What has been your experience with ponies?
I grew up doing [Interscholastic Equestrian Association competitions], where you draw the random horse. I was always super short growing up, so I always draw the ponies. I never had an opportunity of my own to get a pony and show it, so doing IEA and drawing the ponies and getting to show and have a good time was always fun. I always have shown little girls’ ponies for them in classes. I’ve never had the opportunity to be able to go to Pony Finals myself, so this is a really great opportunity to be able to go and learn.

Do you have any good luck charms?
I do and everyone makes fun of me for it: I always wear two mismatched socks, different socks, every time I show. They can never be matching. A few years ago, I could not find the matching sock to save my life, and so I said to myself, “You know what? From now on, I’m going to wear mismatched socks.”

What part of Pony Finals are you the most excited for?
I am really excited to be able to show [and] get the show experience at the Pony Finals. It’s been my dream to go, ever since I was, I don’t even know, 7. Just being able to go and experience it in the show ring will be fun.

Name something else about Pony Finals that you’re super excited for.
I’m also really excited to be able to do the clinics and just learn as much as I can from a lot of people. I don’t get a lot of that opportunity for clinics now just because the riding community is so small. I’m really excited to just learn a lot and get to ride and just have fun. I’ve never modeled ever.

Robin Greenwood [the USHJA Pony Finals Gochman Grant trainer] and assistant trainer Rob Jacobs will help you get as much out of the experience as absolutely possible, all while supporting you. They are phenomenal.
I’m grateful, in a way, that I don’t have money exactly, because I’ve been able to learn so much over the years from all the work and struggles I’ve gone through, maybe more than someone who hasn’t been made to work in order to learn. 

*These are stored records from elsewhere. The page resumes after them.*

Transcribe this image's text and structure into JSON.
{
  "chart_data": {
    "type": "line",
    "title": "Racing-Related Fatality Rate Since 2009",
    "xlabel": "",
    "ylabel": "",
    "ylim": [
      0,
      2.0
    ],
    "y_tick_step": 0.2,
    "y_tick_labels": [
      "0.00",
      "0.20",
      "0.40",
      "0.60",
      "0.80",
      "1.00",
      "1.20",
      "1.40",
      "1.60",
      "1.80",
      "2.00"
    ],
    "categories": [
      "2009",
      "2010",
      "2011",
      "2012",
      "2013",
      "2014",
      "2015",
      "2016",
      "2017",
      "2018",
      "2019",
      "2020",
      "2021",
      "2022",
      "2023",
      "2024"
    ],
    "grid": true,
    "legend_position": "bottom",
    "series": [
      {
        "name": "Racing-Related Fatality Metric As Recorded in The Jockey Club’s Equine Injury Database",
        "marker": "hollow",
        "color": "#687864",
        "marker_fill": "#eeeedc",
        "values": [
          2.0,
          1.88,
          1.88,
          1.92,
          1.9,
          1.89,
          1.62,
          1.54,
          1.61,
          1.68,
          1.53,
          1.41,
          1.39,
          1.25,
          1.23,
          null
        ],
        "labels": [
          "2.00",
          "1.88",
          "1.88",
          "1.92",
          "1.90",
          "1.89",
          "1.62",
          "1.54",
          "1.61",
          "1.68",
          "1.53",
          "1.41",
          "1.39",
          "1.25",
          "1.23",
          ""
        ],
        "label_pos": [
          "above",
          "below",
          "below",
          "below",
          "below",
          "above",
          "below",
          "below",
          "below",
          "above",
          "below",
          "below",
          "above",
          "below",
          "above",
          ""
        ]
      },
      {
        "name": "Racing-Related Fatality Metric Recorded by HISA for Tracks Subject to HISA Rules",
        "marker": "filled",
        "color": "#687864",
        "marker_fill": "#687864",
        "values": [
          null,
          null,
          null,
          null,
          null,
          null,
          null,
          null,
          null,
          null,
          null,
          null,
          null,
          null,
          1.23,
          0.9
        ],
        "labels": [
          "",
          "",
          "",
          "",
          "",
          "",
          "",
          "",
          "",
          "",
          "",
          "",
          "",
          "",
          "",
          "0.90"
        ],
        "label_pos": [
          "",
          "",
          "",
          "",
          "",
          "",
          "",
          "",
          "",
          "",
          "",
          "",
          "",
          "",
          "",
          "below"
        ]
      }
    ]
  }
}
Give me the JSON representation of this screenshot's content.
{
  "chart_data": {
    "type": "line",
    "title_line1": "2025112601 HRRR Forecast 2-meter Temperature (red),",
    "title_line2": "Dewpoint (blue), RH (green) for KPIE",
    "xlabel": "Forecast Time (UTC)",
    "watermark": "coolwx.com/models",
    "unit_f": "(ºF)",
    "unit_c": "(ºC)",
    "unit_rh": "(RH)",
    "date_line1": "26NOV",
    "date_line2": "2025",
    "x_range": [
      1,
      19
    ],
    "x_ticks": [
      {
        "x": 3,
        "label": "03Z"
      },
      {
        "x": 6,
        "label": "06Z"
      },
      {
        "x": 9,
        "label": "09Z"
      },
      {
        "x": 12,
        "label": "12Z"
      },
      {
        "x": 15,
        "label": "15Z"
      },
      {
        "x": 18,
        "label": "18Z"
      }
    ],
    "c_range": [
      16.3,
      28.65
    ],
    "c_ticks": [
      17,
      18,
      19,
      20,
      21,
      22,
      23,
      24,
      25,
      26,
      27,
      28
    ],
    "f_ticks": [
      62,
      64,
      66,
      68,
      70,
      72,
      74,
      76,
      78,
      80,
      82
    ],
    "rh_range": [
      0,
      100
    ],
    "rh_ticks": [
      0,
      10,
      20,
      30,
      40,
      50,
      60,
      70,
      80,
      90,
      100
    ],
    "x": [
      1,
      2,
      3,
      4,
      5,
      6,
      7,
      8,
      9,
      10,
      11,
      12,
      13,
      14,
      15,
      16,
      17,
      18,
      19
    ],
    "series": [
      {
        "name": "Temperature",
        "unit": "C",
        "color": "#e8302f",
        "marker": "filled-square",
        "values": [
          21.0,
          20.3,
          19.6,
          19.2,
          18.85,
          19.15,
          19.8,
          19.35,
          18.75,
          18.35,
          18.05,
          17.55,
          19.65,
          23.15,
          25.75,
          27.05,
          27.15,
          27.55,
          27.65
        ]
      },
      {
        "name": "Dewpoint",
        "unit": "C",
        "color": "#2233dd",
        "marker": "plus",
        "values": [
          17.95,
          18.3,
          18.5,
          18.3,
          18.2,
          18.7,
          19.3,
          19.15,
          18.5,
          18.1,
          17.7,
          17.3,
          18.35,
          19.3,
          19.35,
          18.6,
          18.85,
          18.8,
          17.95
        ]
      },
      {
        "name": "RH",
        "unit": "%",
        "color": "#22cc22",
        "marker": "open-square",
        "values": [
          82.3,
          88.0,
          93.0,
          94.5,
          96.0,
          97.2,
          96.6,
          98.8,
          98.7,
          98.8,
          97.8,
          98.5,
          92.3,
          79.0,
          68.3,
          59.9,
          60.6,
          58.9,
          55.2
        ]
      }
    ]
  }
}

What’s one thing you’re nervous about for Pony Finals?
I definitely do get nervous first entering the ring and showing, especially at a really big show like that, that a lot of people are going to and with all those people watching. There’s a lot of competitors who really know what they’re doing, who’ve been doing ponies and showing their whole lives, and then there’s people like me who’ve jumped ponies, like, five times. That’s definitely a little nerve-racking. Once I get in there and get going, I’m having a great time. I’m super focused. But just getting into the ring is like, “Oh my God.”

Is there anything else you’d want to add?
I’m just really grateful for the opportunity to be able to get the Gochman Grant and to USHJA. It really is super cool. I’m so excited to learn and to ride. I’m just grateful for the opportunity.

I’d like to ask you a USHJA Horsemanship Quiz practice question: True or false, a horse’s diet should rely primarily on roughage?
True.


Ella Doerr, 18, from Avon, North Carolina, is a recipient of the USHJA Youth Leadership Award, the USHJA Youth Sportsmanship Award and the USHJA Foundation Gochman Family Grant. Since she was 7 she’s bought and paid for her ponies with her own earnings while keeping them at home and performing all their care. She’s brought them along from just broke to zone championships and USEF Pony Finals (Kentucky). She’s the brand ambassador for multiple companies and chairs the U.S. Hunter Jumper Association Youth Group. She volunteers for charities and has managed three horse shows to raise funds for terminally ill children. She’s heading to Goucher College (Maryland) this fall.